Eric Hession, the President of Caesars Digital, has raised concerns about the significant risks posed to gaming operators by prediction markets and increasing tax rates on sports betting. He noted that the proliferation of untaxed prediction products might compel more U.S. states to legalize online casino gaming to recuperate lost tax revenue.
During a panel discussion organized by the Nevada Society of Certified Public Accountants and led by Brock Elliott, Senior Vice President and Controller at Caesars Digital, Hession pointed out that the sports betting industry had experienced substantial growth over the years but is now facing heightened competition and regulatory challenges.
“As governments recognize the potential for tax revenue, I worry they will continue to raise taxes, and I’m uncertain how we can prevent that,” Hession remarked, according to CDC Gaming.
He highlighted the increasing competition in the industry, particularly with the emergence of new offerings such as sweepstakes casinos and sports-event prediction markets. “The business landscape is extremely competitive. Our traditional rivals are consistently innovating and investing,” Hession stated. “New players are entering the market with products like sweepstakes casinos and prediction markets that appear almost overnight.”
Hession expressed skepticism about the economic value of sports prediction markets, particularly those linked to player performance bets. “The notion that an 18-leg parlay on rebounds in the NBA holds significant economic value and requires price discovery seems exaggerated,” he said.
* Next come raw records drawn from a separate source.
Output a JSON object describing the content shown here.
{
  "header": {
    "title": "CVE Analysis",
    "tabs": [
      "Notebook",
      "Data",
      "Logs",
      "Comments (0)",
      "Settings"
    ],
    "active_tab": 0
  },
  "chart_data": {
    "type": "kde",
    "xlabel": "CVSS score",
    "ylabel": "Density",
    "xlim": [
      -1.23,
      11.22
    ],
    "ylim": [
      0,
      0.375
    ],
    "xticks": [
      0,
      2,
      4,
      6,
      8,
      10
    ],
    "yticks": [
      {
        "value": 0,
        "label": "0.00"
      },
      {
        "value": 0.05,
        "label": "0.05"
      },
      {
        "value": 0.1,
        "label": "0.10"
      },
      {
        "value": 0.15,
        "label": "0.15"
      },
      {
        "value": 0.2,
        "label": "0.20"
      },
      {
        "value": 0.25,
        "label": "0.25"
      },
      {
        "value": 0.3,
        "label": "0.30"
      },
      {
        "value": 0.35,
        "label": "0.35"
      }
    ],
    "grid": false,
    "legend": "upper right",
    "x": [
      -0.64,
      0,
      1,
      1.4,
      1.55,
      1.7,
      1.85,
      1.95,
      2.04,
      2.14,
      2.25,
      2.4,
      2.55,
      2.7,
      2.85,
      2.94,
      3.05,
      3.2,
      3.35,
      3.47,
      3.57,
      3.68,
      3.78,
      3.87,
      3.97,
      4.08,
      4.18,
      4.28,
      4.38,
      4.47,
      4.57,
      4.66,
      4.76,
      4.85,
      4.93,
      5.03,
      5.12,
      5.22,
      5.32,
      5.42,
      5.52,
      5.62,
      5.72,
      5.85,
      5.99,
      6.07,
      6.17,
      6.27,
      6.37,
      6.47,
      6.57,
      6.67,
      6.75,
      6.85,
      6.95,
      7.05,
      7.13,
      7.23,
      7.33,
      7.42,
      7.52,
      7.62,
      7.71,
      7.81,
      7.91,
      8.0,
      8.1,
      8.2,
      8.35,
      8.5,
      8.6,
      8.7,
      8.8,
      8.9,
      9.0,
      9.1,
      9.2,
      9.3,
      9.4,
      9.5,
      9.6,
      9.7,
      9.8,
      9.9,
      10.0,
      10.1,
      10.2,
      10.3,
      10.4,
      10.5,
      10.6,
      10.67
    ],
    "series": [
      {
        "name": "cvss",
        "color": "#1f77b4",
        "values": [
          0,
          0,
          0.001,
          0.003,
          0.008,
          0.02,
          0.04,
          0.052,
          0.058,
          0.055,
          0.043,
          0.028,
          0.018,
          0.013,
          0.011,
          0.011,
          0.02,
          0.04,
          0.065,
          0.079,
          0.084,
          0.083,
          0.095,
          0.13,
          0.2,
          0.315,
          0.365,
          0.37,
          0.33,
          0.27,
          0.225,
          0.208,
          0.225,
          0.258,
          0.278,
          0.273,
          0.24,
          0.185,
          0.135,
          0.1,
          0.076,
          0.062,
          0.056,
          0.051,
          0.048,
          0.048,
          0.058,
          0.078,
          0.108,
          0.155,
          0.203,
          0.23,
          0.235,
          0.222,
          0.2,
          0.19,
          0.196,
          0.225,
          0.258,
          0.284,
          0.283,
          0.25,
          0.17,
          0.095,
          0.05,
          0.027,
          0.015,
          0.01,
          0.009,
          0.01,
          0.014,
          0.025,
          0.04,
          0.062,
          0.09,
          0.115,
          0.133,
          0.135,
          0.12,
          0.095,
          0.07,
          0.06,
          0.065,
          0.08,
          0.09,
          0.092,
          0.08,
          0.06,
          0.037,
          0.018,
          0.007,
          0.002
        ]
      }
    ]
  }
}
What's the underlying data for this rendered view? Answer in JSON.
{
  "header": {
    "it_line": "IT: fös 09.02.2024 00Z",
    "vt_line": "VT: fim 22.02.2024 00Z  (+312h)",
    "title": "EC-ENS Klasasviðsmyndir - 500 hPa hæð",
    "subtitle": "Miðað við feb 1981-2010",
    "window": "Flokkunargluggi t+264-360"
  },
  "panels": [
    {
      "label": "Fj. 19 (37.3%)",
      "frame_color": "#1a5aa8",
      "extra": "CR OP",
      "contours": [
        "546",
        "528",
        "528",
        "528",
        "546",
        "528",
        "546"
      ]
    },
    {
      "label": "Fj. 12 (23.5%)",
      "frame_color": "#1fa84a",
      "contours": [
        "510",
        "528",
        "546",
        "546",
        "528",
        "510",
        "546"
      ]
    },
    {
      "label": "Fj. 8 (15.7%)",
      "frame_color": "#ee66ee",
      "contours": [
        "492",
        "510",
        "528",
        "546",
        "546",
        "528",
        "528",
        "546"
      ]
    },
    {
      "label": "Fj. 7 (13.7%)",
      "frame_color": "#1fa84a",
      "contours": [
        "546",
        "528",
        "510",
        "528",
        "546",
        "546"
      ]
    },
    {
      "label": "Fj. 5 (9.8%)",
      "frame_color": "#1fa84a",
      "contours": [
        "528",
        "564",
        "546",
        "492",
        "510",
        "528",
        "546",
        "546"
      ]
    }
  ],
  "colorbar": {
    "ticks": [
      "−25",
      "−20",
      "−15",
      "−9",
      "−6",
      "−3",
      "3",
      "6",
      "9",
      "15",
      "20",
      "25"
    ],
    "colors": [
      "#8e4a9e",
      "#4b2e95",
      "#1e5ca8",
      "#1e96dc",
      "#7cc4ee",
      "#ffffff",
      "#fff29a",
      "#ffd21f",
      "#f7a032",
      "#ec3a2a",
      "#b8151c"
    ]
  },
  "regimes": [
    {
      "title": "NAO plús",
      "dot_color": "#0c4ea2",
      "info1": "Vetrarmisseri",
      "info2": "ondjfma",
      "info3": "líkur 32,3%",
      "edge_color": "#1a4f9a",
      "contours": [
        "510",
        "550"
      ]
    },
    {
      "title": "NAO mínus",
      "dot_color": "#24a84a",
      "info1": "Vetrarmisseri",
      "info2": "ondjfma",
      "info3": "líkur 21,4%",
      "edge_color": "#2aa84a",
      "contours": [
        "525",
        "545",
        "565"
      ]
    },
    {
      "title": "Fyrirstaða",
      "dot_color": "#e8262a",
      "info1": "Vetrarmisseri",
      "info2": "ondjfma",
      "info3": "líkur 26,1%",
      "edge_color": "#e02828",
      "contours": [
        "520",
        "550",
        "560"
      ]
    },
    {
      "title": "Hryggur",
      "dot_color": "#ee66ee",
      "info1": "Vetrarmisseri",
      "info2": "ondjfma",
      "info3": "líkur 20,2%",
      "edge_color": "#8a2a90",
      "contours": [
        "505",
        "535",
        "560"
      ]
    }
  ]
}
Over the last year, prediction markets related to sports outcomes have proliferated across the U.S., including in states like California and Texas, where conventional sports betting is still prohibited.
Hession mentioned that Caesars has been unable to engage in prediction markets due to unresolved regulatory issues, which has left the company lagging behind competitors like FanDuel and DraftKings. “We are significantly behind FanDuel and DraftKings, and we are not permitted to participate in prediction markets. They are gaining an advantage,” he commented.
He added that Caesars is awaiting legal clarity before making any decisions regarding entry into this market. “At some point, there will be clarity, and when that happens, we can compete effectively,” he noted. “I hope that the Supreme Court or the relevant authority makes a decision soon.”
Hession believes that the rise of prediction markets could ultimately motivate states to legalize iGaming as lawmakers aim to capture tax revenue that is currently moving to unregulated products. “As states observe their revenue shifting to untaxed prediction markets, there will be pressure to legalize and tax these markets or to permit casinos where sports betting is already legalized,” he explained.
He also pointed to various expansion opportunities in online gaming, such as Alberta's planned launch of sports betting and online casinos in July, Maine's upcoming iGaming rollout with Caesars and DraftKings as licensed operators, and the inclusion of iGaming in Washington, D.C.'s budget plans for 2027.
Caesars remains focused on growth within the U.S. and Canada rather than pursuing international expansion into markets like Brazil. “We believe that the most effective allocation of our resources is here in the United States and Canada,” he stated. “Venturing into another country would be a significant distraction.”
In response to concerns that Las Vegas has become too costly for visitors, Hession asserted that the city continues to evolve through investments in sports and entertainment. “I don’t believe sports have reached their full potential, but the city will continue to reinvent itself to keep entertaining and attracting visitors,” he concluded.